No momento, estamos apenas começando. Existe uma oferta limitada destes medicamentos e, devido ao seu elevado custo, estão disponíveis no sistema de saúde público do Reino Unido para relativamente poucas pessoas e por um curto período.
Espera-se que isso mude drasticamente na próxima década. Novos medicamentos como a tirzepatida estão a chegar e as empresas farmacêuticas perderão as suas protecções legais (as patentes), o que significa que outras empresas poderão fabricar as suas próprias versões mais baratas.
Quando começaram a ser comercializados, os medicamentos para baixar a pressão arterial ou as estatinas para reduzir o colesterol também eram caros e administrados a poucos.

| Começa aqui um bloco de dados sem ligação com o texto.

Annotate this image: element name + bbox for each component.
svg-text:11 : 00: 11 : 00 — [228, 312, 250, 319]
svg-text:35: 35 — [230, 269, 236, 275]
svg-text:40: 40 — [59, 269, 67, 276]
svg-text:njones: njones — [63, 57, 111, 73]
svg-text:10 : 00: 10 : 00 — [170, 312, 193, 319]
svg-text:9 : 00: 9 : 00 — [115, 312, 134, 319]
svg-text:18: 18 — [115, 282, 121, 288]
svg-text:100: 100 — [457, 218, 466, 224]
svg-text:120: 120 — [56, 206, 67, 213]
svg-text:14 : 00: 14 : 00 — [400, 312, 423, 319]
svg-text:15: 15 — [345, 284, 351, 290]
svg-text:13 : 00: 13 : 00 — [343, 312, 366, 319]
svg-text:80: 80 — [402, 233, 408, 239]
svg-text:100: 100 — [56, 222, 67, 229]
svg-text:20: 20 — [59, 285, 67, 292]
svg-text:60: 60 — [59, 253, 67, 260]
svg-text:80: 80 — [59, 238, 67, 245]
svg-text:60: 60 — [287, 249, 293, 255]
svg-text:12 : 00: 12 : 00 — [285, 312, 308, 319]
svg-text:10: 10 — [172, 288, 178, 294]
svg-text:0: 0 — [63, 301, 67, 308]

Hoje, cerca de oito milhões de pessoas no Reino Unido tomam estes medicamentos.
Stephen O’Rahilly, diretor da Unidade de Doenças Metabólicas do Conselho de Pesquisa Médica (MRC), diz que a pressão arterial foi controlada com uma combinação de medicamentos e mudanças sociais: “Fizemos testes de pressão arterial. , aconselhamos usar menos sódio [sal] em alimentos e desenvolveu medicamentos para pressão arterial baratos, seguros e eficazes.”
Segundo ele, é isso que precisa acontecer com a obesidade.
Ainda não está claro quantos de nós acabaremos tomando medicamentos para perder peso. São apenas aqueles que são muito obesos e correm risco médico? Ou será preventivo para impedir que as pessoas se tornem obesas?
Por quanto tempo as pessoas devem tomar medicamentos para perder peso? Deveria ser para o resto da sua vida? Quão amplamente devem ser usados em crianças? Faz diferença se as pessoas que usam os medicamentos ainda comem junk food, mas em porções menores?
Com que rapidez os medicamentos para perda de peso devem ser usados quando ainda não sabemos os efeitos colaterais do uso a longo prazo? É certo que pessoas saudáveis tomem esses medicamentos apenas por razões estéticas? Poderia a sua ausência na rede pública aumentar a obesidade e a disparidade de saúde entre ricos e pobres?
Há muitas perguntas – mas, até agora, há poucas respostas claras.
“Não sei onde isto irá terminar – estamos numa jornada incerta”, afirma Naveed Sattar.